Preventing Further Breaches
After concluding its investigations, OCR advised covered entities and business associates to brush up on the following HIPAA Security Rule standards:
Security Management Process Standard: Regulated entities are required to implement policies and procedures to prevent, detect, contain, and correct security violations. OCR identified several specifications within this standard as needing improvement.
Risk Analysis: Regulated entities should conduct an accurate and thorough assessment of potential risks and vulnerabilities to ePHI held by the entities or business associates. With cyberattacks increasing, failure to conduct risk analyses leaves ePHI vulnerable.
Risk Management: Regulated entities must implement security measures capable of reducing risks and vulnerabilities to a manageable level. OCR identified multiple incidents of noncompliance with this requirement.

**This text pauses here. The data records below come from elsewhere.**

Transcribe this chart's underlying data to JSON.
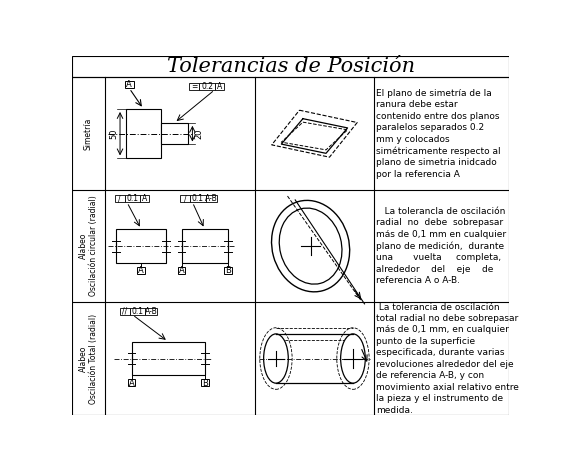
{
  "title": "Tolerancias de Posición",
  "title_fontsize": 15,
  "col_labels": [
    "Simetría",
    "Alabeo\nOscilación circular (radial)",
    "Alabeo\nOscilación Total (radial)"
  ],
  "text_col1": "El plano de simetría de la\nranura debe estar\ncontenido entre dos planos\nparalelos separados 0.2\nmm y colocados\nsimétricamente respecto al\nplano de simetria inidcado\npor la referencia A",
  "text_col2": "   La tolerancla de oscilación\nradial  no  debe  sobrepasar\nmás de 0,1 mm en cualquier\nplano de medición,  durante\nuna       vuelta     completa,\nalrededor    del    eje    de\nreferencia A o A-B.",
  "text_col3": " La tolerancia de oscilación\ntotal radial no debe sobrepasar\nmás de 0,1 mm, en cualquier\npunto de la superficie\nespecificada, durante varias\nrevoluciones alrededor del eje\nde referencia A-B, y con\nmovimiento axial relativo entre\nla pieza y el instrumento de\nmedida.",
  "bg_color": "#ffffff",
  "border_color": "#000000",
  "text_fontsize": 6.5
}
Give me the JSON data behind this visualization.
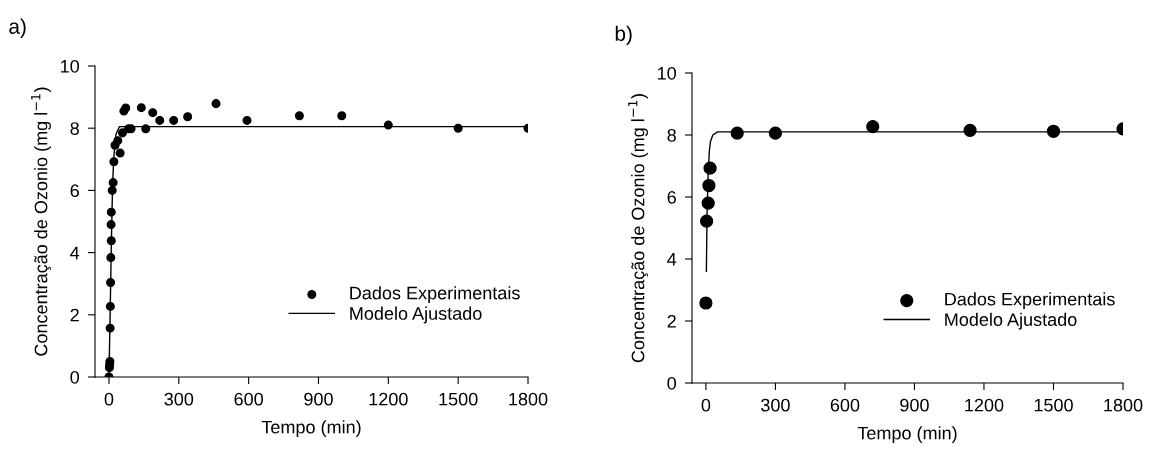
{
  "chart_data": [
    {
      "type": "scatter",
      "title": "a)",
      "xlabel": "Tempo (min)",
      "ylabel": "Concentração de Ozonio (mg l$^{−1}$)",
      "xlim": [
        -60,
        1800
      ],
      "xticks": [
        0,
        300,
        600,
        900,
        1200,
        1500,
        1800
      ],
      "ylim": [
        0,
        10
      ],
      "yticks": [
        0,
        2,
        4,
        6,
        8,
        10
      ],
      "grid": false,
      "legend": "lower right",
      "series": [
        {
          "name": "Dados Experimentais",
          "marker": "circle",
          "color": "#000000",
          "x": [
            0,
            2,
            3,
            4,
            5,
            6,
            7,
            8,
            10,
            9,
            10,
            14,
            18,
            21,
            26,
            38,
            48,
            58,
            64,
            72,
            84,
            95,
            139,
            158,
            188,
            218,
            278,
            338,
            460,
            593,
            818,
            1000,
            1200,
            1500,
            1800
          ],
          "values": [
            0,
            0.3,
            0.4,
            0.5,
            1.57,
            2.27,
            3.04,
            3.84,
            4.38,
            4.9,
            5.3,
            6.0,
            6.25,
            6.92,
            7.45,
            7.6,
            7.2,
            7.85,
            8.55,
            8.65,
            7.98,
            7.98,
            8.66,
            7.98,
            8.5,
            8.25,
            8.25,
            8.37,
            8.79,
            8.25,
            8.4,
            8.4,
            8.1,
            8.0,
            8.0
          ]
        },
        {
          "name": "Modelo Ajustado",
          "type": "line",
          "marker": "none",
          "color": "#000000",
          "x": [
            0,
            5,
            10,
            15,
            20,
            30,
            45,
            1800
          ],
          "values": [
            0,
            2,
            4.2,
            6,
            7,
            7.8,
            8.05,
            8.05
          ]
        }
      ]
    },
    {
      "type": "scatter",
      "title": "b)",
      "xlabel": "Tempo (min)",
      "ylabel": "Concentração de Ozonio (mg l$^{−1}$)",
      "xlim": [
        -60,
        1800
      ],
      "xticks": [
        0,
        300,
        600,
        900,
        1200,
        1500,
        1800
      ],
      "ylim": [
        0,
        10
      ],
      "yticks": [
        0,
        2,
        4,
        6,
        8,
        10
      ],
      "grid": false,
      "legend": "lower right",
      "series": [
        {
          "name": "Dados Experimentais",
          "marker": "circle",
          "color": "#000000",
          "x": [
            0,
            3,
            10,
            13,
            18,
            135,
            300,
            720,
            1140,
            1500,
            1800
          ],
          "values": [
            2.58,
            5.22,
            5.8,
            6.37,
            6.93,
            8.06,
            8.06,
            8.27,
            8.15,
            8.12,
            8.2
          ]
        },
        {
          "name": "Modelo Ajustado",
          "type": "line",
          "marker": "none",
          "color": "#000000",
          "x": [
            2,
            5,
            10,
            15,
            20,
            30,
            50,
            1800
          ],
          "values": [
            3.6,
            5.5,
            6.8,
            7.5,
            7.8,
            8.0,
            8.1,
            8.1
          ]
        }
      ]
    }
  ]
}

Information System Activity Review: Regulated entities are required to regularly review records of information system activity, such as audit logs and security incident tracking reports. OCR found “deficient or nonexistent” review processes at some entities.
Audit Controls Standard: Regulated entities must implement mechanisms that record and evaluate activity in information systems that contain or use ePHI. OCR identified entities that either had no audit control mechanisms in place or had only implemented them for a small subset of systems.
Access Controls Standard: Regulated entities must implement technical policies and procedures for information systems that maintain ePHI so that only appropriate people or software programs can access these systems. OCR found evidence of noncompliance with this standard, which often contributed to breaches of ePHI.